The next problem, and this one isn't Miles's, was that the signals to an oncoming base runner at home plate where there could be a play, should come from the on-deck batter, all the time. This is because there may or may not be a base runner that has crossed the plate prior to the base runner with the potentially close play. But there will always be an on-deck hitter, so for the sake of consistency, the on-deck hitter should be used for assistance.

So Miles had made the ultimate mistake of not sliding, and base runners are often tricked by good catchers who stand by, waiting for the throw, but acting as if there is no throw coming at all. To prevent such tactics from making you look silly, apply the aforementioned rule: When in doubt, slide.

Now it's time for the What-ifs. Let's say Miles does slide, as he should have.

No guarantee Miles will be safe, but on the play last night, had he applied a strong slide, he more than likely would've knocked the catcher's left foot clear of blocking the plate, thereby allowing a "home free" slide, in plenty of time to beat the tag.

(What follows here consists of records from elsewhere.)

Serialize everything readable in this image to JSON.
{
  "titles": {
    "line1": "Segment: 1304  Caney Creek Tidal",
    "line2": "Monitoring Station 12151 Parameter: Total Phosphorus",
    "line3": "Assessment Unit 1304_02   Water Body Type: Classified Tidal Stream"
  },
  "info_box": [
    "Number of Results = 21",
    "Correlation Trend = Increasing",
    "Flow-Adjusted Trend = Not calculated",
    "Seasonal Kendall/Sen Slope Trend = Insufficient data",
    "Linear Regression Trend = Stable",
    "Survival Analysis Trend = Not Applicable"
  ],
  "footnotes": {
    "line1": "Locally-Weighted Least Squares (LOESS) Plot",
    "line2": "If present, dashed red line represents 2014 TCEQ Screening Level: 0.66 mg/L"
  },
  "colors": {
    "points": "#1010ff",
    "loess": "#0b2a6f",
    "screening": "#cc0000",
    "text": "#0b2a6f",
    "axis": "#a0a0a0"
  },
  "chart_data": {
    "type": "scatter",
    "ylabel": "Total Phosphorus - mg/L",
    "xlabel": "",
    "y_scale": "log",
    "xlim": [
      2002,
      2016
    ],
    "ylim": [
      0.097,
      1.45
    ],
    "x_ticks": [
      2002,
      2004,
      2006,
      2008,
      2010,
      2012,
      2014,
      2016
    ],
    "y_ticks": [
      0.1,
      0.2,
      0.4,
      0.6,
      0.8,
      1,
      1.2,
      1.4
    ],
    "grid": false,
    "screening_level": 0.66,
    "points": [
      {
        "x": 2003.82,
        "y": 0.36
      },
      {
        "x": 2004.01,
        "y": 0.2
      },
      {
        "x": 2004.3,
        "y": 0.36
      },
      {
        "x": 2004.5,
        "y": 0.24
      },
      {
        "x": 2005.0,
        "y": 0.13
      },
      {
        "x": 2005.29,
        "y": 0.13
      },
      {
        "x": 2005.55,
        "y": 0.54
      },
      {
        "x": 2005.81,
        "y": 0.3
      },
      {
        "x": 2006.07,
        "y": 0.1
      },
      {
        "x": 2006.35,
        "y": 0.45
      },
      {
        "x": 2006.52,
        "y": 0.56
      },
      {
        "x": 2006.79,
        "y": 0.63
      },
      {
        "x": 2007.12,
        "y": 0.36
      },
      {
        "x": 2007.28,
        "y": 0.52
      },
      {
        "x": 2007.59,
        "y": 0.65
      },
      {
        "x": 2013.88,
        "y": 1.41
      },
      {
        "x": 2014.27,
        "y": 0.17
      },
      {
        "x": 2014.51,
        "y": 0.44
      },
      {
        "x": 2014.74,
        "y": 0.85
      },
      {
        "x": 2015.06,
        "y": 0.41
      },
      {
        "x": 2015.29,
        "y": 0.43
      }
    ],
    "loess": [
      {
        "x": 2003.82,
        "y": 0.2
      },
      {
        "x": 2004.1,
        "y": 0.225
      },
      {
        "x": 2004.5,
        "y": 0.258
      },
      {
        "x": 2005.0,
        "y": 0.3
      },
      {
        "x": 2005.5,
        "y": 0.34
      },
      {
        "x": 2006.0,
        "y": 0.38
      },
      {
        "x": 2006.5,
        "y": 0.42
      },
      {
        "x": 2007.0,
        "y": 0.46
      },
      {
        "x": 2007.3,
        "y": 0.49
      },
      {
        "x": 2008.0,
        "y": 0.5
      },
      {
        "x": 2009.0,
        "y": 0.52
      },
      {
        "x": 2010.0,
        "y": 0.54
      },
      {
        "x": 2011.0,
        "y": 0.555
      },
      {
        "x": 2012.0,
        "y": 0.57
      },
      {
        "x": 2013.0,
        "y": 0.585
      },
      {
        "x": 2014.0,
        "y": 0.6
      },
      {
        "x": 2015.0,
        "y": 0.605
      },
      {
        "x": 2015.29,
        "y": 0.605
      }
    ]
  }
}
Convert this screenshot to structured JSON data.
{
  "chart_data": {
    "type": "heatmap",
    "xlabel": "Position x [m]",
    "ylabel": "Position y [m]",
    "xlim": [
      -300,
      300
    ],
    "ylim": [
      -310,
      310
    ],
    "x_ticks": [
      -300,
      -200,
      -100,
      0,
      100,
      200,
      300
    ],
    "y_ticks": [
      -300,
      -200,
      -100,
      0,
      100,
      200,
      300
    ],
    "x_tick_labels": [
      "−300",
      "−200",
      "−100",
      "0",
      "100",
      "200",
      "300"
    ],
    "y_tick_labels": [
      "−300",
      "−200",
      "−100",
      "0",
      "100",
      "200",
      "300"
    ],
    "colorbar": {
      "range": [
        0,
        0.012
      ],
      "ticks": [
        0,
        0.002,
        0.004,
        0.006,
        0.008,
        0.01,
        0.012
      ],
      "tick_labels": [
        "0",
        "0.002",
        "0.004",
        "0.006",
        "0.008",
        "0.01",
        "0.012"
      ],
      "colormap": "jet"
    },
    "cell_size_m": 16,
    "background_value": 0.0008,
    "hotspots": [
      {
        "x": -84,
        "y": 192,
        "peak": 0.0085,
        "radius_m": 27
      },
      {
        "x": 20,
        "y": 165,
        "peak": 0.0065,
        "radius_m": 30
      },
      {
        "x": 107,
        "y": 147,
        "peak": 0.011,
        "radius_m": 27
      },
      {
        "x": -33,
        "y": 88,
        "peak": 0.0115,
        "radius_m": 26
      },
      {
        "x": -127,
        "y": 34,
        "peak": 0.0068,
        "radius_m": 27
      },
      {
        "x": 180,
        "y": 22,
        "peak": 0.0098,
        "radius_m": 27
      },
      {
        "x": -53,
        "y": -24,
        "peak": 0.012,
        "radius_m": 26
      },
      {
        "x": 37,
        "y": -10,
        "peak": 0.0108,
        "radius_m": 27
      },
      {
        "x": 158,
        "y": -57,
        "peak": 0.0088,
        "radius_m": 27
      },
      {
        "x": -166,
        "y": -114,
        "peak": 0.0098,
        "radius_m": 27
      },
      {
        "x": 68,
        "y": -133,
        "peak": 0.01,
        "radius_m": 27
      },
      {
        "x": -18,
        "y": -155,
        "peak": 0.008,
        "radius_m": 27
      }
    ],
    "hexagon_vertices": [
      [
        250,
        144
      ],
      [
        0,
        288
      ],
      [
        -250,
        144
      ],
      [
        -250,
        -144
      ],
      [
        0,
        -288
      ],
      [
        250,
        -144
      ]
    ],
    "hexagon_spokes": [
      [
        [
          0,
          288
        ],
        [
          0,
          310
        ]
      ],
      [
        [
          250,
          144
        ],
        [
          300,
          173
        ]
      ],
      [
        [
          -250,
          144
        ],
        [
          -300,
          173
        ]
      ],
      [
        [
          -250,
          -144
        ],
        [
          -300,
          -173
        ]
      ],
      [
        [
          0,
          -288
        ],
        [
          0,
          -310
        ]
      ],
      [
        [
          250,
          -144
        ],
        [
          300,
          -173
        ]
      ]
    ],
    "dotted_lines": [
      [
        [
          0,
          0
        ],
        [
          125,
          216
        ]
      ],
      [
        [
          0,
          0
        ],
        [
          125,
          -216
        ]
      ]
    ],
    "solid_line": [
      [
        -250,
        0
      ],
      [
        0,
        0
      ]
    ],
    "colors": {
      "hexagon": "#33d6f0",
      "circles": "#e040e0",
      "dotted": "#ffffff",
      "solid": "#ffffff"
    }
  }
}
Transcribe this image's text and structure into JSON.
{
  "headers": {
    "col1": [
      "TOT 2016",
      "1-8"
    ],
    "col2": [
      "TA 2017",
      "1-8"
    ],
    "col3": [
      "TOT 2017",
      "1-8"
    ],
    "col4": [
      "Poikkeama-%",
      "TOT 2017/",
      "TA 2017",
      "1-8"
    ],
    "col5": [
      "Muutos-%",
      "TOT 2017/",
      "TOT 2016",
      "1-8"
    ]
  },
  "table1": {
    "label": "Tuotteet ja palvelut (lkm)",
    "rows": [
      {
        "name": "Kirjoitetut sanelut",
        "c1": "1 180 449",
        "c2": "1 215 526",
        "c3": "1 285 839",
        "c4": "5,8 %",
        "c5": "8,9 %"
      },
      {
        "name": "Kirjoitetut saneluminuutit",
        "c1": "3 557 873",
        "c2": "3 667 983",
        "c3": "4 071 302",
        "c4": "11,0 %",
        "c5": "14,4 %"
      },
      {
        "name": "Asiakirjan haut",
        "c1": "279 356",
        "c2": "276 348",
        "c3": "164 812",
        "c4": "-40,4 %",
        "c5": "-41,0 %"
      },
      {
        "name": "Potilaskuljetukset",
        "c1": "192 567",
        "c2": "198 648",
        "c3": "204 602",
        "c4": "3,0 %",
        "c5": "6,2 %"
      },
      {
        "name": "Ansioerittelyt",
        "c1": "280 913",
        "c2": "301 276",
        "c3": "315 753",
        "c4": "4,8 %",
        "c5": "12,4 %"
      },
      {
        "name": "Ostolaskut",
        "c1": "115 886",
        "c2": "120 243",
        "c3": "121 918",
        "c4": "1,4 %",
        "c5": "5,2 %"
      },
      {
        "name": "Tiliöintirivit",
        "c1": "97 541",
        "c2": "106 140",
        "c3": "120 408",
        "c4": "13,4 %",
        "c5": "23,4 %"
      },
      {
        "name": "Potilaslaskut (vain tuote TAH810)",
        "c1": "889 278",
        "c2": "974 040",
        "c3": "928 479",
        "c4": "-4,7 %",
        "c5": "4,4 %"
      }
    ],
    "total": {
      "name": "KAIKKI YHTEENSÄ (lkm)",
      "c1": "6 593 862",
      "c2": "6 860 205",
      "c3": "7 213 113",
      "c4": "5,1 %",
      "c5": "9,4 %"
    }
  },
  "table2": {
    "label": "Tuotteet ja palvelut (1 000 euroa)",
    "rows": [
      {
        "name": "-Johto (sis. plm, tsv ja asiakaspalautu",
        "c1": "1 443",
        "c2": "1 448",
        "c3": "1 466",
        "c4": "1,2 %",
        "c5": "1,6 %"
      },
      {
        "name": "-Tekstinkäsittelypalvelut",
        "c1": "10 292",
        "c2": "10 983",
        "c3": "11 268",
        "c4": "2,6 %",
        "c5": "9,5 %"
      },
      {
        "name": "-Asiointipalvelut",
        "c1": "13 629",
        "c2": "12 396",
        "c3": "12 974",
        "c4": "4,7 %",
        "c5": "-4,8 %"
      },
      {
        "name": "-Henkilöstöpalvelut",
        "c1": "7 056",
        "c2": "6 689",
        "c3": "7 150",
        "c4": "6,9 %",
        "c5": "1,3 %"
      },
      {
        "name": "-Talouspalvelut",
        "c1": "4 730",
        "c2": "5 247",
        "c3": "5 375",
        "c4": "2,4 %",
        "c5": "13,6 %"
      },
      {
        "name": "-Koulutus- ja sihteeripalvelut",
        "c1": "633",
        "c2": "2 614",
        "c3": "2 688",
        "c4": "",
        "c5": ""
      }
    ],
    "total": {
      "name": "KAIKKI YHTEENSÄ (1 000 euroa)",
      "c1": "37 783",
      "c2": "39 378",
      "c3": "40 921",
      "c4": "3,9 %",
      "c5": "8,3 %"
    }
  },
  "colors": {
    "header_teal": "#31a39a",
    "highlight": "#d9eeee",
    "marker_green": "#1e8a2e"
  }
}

Another "what-if." Had Miles slid safely, he very well might've upset the catcher (instead of the other way around), either dislodging the ball or making him miss the throw completely. Ryan Ludwick could've the advanced to third, or possibly came around to score himself, depending on where the ball might've strayed off to, considering the following important aspect of the play that even FSN Midwest announcers Al Hrabosky and Dan McLaughlin missed. If you've seen the play, or the many replays, notice that Reds' pitcher, Cueto, is so taken in with the action of the play, he doesn't bother to back it up. On such a play, a pitcher hustles to a position in foul territory, behind the plate, in line with the throw, or where he believes an "off-throw" is heading, just in case. Cueto's play was just as sloppy as Miles's. Cueto never left the area of the mound, but got away with his mistake, so common to youth leagues where 10-year-olds are just learning how to back up a base.

These plays do matter, even when you win by a huge score like 10-0. Why? Imagine a close game, perhaps a tie game, or the chance to tie, and you have a base runner heading for home, in much the same way as Aaron Miles did last night. How important are all these aspects now?

So I've scoured Mr. Miles pretty good, here, but I'm confident, as I'd said earlier, that he figured out the mistake by the time he was on his back and rolling along the dirt. I'm confident that Miles will not make that mistake again, nor any other Cardinals' player who watched, like the rest of us, with pursed lips and sounding, "Ewwwwww."